[MD] Parmenides the Taoist

david buchanan dmbuchanan at hotmail.com
Sat Mar 17 13:28:41 PDT 2007


Case said:
I could easily be mistaken but wasn't Parmenides' claim that the world is 
still and unchanging and that change is an illusion. Wan't his student 
Zeno's paradox supposed to prove that movement and change are impossible?

dmb says:
If Kingsley and Gallagher are right, the long-established interpretation of 
Parmenides is way wrong. I think he's construed as a cosmologist, one of the 
first to assert a rational account of things but both of these guys are 
saying something similar to Pirsig; mysticism was interpreted OUT of the 
equation at about this point in Western history. The case of Parmenides just 
being another piece of evidence for that.
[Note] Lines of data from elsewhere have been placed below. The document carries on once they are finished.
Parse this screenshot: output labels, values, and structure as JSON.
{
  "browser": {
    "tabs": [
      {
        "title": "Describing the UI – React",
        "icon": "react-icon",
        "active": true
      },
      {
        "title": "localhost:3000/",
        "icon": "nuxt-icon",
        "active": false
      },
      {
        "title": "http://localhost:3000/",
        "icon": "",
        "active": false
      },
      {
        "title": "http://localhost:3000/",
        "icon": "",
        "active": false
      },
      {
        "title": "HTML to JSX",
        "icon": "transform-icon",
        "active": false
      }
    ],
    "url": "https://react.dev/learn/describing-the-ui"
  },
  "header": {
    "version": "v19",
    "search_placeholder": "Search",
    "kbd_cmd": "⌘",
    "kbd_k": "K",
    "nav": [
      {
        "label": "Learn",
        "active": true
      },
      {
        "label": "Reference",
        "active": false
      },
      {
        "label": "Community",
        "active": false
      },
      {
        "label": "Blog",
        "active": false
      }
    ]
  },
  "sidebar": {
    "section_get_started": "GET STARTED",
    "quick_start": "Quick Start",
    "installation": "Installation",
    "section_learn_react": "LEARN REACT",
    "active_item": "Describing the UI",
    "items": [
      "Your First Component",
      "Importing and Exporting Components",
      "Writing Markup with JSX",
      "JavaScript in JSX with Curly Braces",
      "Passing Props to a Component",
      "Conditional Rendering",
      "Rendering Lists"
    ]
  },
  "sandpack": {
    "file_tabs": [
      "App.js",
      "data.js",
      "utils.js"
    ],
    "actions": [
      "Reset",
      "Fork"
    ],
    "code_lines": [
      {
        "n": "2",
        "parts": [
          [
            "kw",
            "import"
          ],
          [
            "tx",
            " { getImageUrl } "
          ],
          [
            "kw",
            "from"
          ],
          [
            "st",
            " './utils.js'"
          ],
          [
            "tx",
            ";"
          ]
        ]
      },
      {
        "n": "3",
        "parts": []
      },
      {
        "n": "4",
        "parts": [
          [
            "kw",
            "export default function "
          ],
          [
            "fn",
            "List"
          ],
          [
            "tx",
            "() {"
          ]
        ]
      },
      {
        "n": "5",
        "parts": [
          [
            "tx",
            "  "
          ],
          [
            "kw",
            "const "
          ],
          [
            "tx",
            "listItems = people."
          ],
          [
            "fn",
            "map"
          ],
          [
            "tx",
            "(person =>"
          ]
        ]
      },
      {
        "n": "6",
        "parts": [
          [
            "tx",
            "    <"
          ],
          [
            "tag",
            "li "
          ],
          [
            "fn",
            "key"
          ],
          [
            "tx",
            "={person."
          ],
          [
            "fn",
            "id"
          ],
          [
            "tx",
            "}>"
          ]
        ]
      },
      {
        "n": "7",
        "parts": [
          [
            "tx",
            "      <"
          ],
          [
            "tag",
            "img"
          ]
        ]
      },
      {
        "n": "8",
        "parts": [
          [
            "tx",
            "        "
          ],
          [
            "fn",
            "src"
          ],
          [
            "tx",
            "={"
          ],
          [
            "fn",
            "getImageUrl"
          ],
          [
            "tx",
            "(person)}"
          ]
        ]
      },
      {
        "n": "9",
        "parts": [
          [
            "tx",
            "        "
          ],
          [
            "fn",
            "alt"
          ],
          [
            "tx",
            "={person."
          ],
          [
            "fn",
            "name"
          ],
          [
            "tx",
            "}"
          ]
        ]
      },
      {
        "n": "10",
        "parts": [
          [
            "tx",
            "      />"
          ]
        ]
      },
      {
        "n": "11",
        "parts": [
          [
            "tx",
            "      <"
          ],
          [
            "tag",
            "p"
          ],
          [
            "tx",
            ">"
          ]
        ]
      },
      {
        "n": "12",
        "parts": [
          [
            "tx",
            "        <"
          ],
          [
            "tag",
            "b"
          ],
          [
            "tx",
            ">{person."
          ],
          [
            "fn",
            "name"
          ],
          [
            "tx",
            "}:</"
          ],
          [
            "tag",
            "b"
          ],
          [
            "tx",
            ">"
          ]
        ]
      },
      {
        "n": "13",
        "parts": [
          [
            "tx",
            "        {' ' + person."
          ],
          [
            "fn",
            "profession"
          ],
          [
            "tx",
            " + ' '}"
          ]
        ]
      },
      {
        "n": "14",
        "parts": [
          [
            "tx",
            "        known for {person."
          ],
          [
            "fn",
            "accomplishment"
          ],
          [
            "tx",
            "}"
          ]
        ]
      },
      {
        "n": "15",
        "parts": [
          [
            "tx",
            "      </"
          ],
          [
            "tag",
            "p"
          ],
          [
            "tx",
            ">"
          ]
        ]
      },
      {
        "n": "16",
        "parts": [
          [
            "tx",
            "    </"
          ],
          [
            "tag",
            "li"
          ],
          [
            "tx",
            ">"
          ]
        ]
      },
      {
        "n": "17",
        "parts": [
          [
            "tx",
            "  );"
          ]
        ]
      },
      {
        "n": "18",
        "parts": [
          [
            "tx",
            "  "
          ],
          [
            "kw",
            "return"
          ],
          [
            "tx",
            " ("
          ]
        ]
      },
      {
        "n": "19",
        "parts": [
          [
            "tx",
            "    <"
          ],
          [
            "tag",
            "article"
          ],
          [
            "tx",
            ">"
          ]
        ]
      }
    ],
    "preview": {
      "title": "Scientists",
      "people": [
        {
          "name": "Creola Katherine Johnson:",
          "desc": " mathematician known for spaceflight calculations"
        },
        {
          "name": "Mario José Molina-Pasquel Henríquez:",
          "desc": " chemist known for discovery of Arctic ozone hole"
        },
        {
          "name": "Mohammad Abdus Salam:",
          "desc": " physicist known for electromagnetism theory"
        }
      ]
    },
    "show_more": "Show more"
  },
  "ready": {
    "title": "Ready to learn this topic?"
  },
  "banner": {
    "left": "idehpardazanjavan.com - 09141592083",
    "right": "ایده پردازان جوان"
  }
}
Pirsig may have been steered away 
by a valuable ally by this long-established interpretation and so he looks 
to the Sophists instead. I'm convinced that the Pythagorians, Orphism, and 
the mystery cults are all part of that same general outlook.

I was looking into the Hegelian dialectic a couple of weeks ago. Somebody 
pointed out that the basic idea of reality being composed of opposites has 
appeared in most every culture on earth and used Taoism as a prime example. 
Well, that notion is expressed in the yin/yang symbol anyway. But I suppose 
that has to do with the dualistic nature of thought itself.

"Even the finest teaching is not the Tao itself. Even the finest name is 
insufficient to define it. Without words, the Tao can be experienced, and 
without a name it can be known." Lao Tsu's opening line.